BILA Anda berkunjung ke Kota Tondano, Provinsi Sulawesi Utara, jangan lupa untuk mampir di kedai-kedai penjual "bia kolobi". Meski namanya rada sedikit aneh, tetapi makanan ini wajib dicoba, terutama bagi Anda yang menyukai kuliner bercitarasa pedas dan manis. Ya... "bia" itu berasal dari kata kerang yang dalam bahasa penduduk sekitar berarti hewan siput atau keong sawah. Jadi bia kolobi itu bisa dikatakan sate keong yang diberi bumbu sambal dengan citarasa luar biasa pedas.

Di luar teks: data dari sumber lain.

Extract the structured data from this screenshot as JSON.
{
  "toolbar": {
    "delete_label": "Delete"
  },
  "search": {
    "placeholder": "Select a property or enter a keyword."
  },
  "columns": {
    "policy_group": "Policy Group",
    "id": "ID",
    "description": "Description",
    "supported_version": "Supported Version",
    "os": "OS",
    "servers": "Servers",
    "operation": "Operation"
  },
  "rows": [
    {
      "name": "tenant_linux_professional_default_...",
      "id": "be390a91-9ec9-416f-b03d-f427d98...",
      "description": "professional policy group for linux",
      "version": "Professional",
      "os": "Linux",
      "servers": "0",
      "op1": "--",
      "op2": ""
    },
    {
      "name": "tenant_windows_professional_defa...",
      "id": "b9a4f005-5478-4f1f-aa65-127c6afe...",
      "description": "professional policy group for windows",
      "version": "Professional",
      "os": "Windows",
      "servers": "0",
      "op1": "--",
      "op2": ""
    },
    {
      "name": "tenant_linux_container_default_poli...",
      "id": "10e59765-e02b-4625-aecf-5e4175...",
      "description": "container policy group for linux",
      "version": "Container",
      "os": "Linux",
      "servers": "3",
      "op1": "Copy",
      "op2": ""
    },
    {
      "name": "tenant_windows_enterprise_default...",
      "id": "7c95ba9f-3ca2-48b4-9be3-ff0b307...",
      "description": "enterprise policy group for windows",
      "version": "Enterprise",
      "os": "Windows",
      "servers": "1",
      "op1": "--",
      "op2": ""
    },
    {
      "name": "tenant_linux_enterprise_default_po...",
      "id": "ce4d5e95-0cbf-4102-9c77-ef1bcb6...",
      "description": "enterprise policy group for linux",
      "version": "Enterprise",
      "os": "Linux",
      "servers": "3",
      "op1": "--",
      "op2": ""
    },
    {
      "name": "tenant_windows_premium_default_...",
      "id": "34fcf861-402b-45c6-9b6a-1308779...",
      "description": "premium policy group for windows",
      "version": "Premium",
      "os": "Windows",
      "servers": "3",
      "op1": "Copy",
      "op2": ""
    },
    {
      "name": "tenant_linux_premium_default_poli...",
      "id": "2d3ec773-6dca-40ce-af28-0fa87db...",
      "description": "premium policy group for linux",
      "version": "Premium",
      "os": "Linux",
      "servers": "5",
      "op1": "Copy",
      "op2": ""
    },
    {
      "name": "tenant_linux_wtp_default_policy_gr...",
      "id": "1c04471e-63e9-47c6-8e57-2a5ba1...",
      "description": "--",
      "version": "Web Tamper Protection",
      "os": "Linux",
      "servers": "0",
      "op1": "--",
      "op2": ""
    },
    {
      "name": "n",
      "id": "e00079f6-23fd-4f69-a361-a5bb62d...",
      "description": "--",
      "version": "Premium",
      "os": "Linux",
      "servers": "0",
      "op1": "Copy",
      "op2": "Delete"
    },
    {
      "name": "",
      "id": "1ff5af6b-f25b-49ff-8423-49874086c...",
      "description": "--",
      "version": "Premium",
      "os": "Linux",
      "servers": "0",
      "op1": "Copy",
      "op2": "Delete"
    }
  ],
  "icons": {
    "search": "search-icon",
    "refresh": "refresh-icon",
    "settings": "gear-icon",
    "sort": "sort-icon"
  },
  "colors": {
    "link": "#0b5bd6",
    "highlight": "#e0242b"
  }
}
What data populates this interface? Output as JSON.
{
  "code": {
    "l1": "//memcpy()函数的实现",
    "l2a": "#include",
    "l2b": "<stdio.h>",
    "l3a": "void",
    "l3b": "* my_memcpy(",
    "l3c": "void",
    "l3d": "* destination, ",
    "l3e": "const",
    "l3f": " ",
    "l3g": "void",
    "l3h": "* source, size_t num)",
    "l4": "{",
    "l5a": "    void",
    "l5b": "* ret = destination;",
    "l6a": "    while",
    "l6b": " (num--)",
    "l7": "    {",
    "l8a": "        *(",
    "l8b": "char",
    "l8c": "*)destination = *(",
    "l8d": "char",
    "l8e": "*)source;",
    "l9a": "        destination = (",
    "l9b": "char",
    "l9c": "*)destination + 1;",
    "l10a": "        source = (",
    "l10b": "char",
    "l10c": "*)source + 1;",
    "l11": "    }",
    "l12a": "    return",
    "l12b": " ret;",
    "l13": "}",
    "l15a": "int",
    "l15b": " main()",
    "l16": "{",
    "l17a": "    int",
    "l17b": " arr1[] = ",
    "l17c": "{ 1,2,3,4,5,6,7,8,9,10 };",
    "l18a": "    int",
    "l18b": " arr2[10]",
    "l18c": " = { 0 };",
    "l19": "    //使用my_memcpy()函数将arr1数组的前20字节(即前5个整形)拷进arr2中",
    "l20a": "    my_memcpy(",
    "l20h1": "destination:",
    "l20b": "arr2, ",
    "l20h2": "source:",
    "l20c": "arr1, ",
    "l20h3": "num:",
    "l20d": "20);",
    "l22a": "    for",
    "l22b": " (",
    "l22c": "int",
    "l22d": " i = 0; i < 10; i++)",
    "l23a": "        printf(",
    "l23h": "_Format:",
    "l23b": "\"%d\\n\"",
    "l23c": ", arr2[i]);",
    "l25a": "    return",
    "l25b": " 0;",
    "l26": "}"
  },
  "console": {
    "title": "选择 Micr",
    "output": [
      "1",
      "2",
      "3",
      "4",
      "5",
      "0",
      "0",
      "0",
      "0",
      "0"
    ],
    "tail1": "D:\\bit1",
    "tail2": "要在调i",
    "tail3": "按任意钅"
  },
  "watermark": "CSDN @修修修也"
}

Setelah berkeliling danau sarang burung Tondano hampir seharian, saya sengaja memilih waktu makan malam di warung-warung tepi sawah yang menjual bia kolobi. Tempatnya berada di tengah sawah tetapi jalan masuk sudah beraspal. Bila tak ingin tersesat, Anda bisa bertanya pada penduduk sekitar pasti tahu tempat akan sate keong ini. Sesampai di kompleks beberapa warung yang menjual sate keong sawah itu, baunya pun sudah terasa menyengat indra pencium.

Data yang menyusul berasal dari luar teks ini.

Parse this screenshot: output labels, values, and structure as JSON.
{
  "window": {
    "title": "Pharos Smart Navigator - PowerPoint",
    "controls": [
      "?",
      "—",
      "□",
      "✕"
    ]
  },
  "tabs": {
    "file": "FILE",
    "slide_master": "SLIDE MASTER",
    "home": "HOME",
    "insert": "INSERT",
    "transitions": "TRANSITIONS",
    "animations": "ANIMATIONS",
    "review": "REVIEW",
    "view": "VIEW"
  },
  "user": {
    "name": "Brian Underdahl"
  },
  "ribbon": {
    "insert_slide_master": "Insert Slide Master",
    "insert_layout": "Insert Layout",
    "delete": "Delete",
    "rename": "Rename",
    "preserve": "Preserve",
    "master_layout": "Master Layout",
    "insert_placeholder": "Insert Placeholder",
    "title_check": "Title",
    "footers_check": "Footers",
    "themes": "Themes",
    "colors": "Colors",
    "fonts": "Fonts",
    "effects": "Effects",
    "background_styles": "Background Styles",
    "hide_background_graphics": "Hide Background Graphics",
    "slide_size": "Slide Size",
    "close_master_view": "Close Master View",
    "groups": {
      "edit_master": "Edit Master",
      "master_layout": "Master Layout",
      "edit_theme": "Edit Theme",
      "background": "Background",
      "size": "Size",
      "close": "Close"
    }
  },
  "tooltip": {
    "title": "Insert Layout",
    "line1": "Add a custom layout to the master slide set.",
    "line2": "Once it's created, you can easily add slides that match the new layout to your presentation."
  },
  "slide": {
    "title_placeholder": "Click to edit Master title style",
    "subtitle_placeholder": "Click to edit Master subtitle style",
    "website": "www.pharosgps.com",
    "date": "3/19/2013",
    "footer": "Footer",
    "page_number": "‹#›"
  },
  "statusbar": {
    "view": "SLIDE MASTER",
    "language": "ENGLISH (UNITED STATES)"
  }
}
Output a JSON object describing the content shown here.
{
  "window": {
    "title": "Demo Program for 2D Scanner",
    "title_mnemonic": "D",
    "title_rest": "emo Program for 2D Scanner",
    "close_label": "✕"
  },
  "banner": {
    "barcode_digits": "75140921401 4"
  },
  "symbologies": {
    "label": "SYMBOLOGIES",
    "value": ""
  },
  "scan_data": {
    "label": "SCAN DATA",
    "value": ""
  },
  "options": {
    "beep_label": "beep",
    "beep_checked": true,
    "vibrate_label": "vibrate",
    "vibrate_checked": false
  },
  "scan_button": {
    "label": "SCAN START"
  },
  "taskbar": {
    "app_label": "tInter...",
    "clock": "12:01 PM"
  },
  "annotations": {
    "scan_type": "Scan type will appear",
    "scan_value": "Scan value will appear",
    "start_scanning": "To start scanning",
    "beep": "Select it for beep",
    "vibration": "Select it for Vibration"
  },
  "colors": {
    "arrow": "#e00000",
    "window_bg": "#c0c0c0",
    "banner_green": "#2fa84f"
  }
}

Penjual belum sempat menanyakan akan memesan berapa tusuk, saya langsung menyahut dua puluh tusuk. Padahal belum tahu rasa makanan yang belum terlalu familiar di lidah ini.
Maklum, perjalanan seharian berkeliling danau cukup menguras energi dan belum sempat makan siang. Sementara menunggu sate keong bumbu pedas ini dihidangkan, saya ngemil perkedel dari ikan nike yang banyak terdapat di Tondano. Ikan ini seperti teri tetapi sangat lunak dan empuk bila dimasak. Lumayanlah, sedikit mengganjal cacing di perut yang mulai berontak.

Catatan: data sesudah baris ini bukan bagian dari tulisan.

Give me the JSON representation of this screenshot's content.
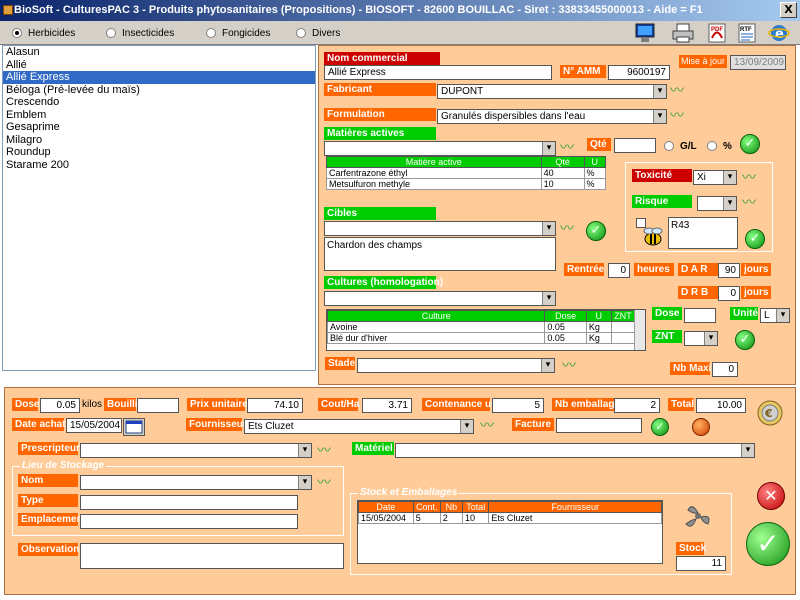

Waktu menunggu sekitar 15 menit ditemani musik dari televisi dan VCD player yang memutar kencang lagu-lagu daerah Manado semakin membuat waktu berjalan lambat. Sementara dari tadi, indra pencium saya yang disengat bau harum bia kolobi yang sedang dibakar dnegan margarin oles. Akhirnya, penantian berakhir sudah, indra perasa alias lidah juga “disengat” oleh bumbu yang rasa pedasnya hingga ke ubun-ubun. Tetapi sate keong ini sangat kenyal dan bumbunya pun terasa hingga ke dalam daging si keong yang dibakar.
Sate ini biasa dinikmati dengan nasi hangat ditambah tumis daun pepaya, kangkung dan paku yang dimasak pedas. Tetapi bila ingin dimakan sebagai cemilan pun sama lezatnya, asal Anda tahan pedasnya.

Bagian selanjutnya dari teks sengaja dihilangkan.